Question: That raises an interesting point: The Affordable Healthcare Act is intended to provide healthcare to all individuals. So what happens if you desire coverage but cannot afford to buy healthcare insurance?

Steve: There are basically two options: You can either receive Medicaid insurance through the state or assistance from the federal government.

The U.S. Supreme Court earlier ruled that the states are not required to take on the additional cost of Medicaid expansion under healthcare reform. The state of Georgia, primarily for budget reasons, decided not to take on any additional Medicaid costs.

So, the federal government will now pick up the cost of the expanded Medicaid rolls in Georgia for the first few years.  Under the new federal healthcare law, Medicaid will extend to any household with income up to 138 percent of the federal poverty level – about $32,000/year for a family of four.

There have been questions raised about some people who may get caught in between – they are too poor to afford health insurance but don’t meet the income requirements of Medicaid. Even if they are exempt from the penalties, they still cannot afford to have coverage, and this is a gap that the new law doesn’t seem to address.

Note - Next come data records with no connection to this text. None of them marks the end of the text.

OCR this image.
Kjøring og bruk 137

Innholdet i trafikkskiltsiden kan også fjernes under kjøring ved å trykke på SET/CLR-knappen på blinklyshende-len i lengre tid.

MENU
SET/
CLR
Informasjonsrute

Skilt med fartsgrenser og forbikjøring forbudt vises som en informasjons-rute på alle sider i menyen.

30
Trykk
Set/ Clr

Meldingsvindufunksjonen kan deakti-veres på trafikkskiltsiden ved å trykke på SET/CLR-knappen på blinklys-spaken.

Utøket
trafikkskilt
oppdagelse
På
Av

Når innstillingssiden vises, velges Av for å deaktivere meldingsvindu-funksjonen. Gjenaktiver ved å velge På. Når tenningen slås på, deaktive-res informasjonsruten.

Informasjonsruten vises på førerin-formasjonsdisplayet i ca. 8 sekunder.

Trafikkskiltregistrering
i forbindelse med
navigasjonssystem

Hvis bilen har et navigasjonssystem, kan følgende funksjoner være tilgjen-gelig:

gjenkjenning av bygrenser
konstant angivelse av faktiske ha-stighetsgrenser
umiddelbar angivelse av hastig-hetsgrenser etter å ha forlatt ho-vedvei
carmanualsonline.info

Question: If you don’t have health insurance through your employer, how will individuals and/or families go about purchasing it?

Steve: You can still go through the traditional route of contacting an insurance agent – there are many excellent ones here in our community.

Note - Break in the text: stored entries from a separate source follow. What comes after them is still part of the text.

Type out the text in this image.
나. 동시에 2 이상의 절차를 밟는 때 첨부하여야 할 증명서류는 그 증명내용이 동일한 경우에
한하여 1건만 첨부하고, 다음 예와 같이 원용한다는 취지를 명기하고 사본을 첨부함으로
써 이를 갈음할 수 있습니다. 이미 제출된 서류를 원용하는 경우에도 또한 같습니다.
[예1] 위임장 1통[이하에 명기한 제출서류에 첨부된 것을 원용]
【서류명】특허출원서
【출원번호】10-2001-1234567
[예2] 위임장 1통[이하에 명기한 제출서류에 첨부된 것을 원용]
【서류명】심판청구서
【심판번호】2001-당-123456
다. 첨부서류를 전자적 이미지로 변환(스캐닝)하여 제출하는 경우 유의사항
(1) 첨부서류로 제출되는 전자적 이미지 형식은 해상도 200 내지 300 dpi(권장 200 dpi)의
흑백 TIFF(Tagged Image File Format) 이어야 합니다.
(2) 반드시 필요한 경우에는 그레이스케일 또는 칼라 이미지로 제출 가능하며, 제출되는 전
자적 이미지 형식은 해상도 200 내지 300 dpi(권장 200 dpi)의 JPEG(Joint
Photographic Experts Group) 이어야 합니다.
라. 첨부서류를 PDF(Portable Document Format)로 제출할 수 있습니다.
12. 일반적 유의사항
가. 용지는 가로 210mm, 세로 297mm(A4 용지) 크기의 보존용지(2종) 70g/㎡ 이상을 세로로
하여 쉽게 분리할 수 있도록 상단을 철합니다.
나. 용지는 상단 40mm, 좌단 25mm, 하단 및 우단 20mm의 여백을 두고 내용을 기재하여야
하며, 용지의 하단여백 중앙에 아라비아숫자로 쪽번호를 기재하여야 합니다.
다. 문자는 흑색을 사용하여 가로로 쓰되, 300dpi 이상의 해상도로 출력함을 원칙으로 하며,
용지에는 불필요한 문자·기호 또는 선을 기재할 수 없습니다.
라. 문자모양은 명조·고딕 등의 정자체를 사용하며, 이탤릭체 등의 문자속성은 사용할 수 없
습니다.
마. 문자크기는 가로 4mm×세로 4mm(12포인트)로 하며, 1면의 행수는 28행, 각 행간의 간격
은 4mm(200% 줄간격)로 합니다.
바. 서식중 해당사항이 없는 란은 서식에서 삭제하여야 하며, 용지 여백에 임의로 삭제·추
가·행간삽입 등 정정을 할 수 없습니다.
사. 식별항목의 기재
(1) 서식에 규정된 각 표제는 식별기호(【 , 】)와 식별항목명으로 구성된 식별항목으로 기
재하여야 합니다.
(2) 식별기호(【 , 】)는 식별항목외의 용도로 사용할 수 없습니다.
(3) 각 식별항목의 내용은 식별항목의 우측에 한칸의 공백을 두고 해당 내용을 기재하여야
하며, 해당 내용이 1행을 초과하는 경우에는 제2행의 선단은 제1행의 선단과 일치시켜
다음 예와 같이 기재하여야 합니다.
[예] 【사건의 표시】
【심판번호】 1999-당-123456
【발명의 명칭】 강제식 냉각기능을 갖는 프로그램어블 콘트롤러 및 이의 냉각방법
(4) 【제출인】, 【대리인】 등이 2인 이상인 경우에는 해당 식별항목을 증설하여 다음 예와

The other option will be marketplace exchanges that are being set up by some states. In Georgia, that is not the case, because the state chose not to participate. So the federal government will be providing that option to residents of Georgia through a new federal Health Insurance Markeplace that is scheduled to open in October. If you don’t want to navigate this option on your own, your local insurance agent should be able to help you – as well as designated “navigators” provided by the exchange.

The federal Marketplace is designed to be a one-stop shop for health insurance that allows you to choose from multiple policies offered by participating insurance providers. Anyone can choose to go to the Marketplace. However, if you will need federal assistance to purchase your health insurance, you will be required to go through the federal exchange.

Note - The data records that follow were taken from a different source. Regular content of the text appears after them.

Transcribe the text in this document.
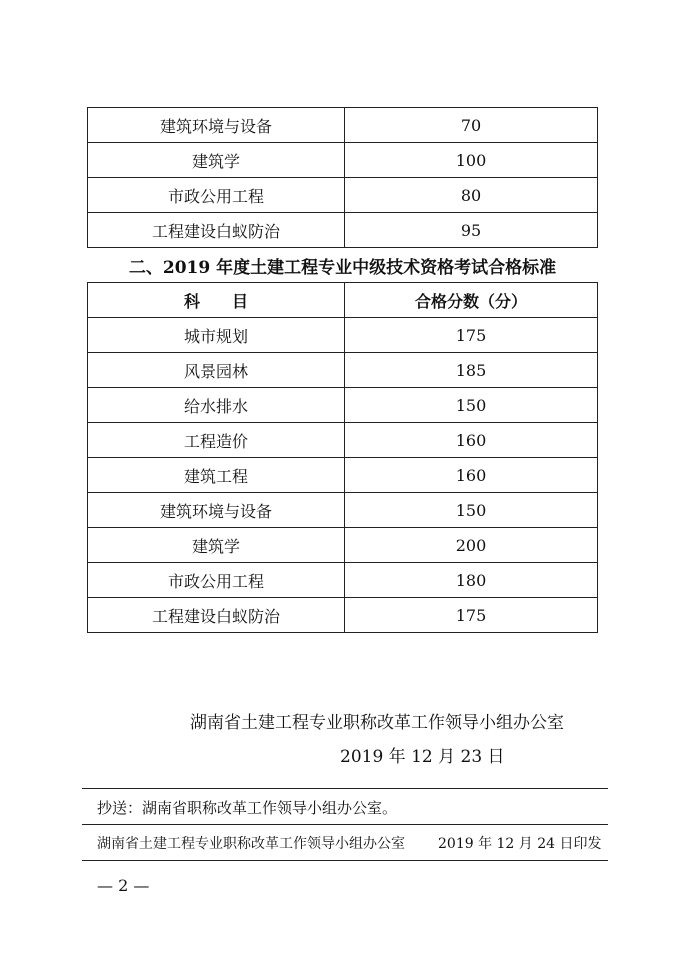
建筑环境与设备	70
建筑学	100
市政公用工程	80
工程建设白蚁防治	95
二、2019 年度土建工程专业中级技术资格考试合格标准
科　　目	合格分数（分）
城市规划	175
风景园林	185
给水排水	150
工程造价	160
建筑工程	160
建筑环境与设备	150
建筑学	200
市政公用工程	180
工程建设白蚁防治	175
湖南省土建工程专业职称改革工作领导小组办公室
2019 年 12 月 23 日
抄送：湖南省职称改革工作领导小组办公室。
湖南省土建工程专业职称改革工作领导小组办公室 2019 年 12 月 24 日印发
— 2 —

On the employer side, I’d like to mention that all businesses – large and small – are required to give notice about the healthcare exchanges no later than Oct. 1, 2013 (and to new hires not less than 14 days after their hire).  This applies whether or not the employer has a health plan, and there potentially are penalties for failure to comply.  The U.S. Department of Labor has published model notices that employers can print out, complete with relevant information and use, to satisfy this federal requirement.

For individuals who are interested in coverage through the exchange, I want to point out that the open enrollment period begins this October and extends through early spring of next year. Thereafter, the enrollment period will be much more limited.  So you will need to pay close attention to the timing of these enrollment periods if you plan to purchase insurance through the exchange.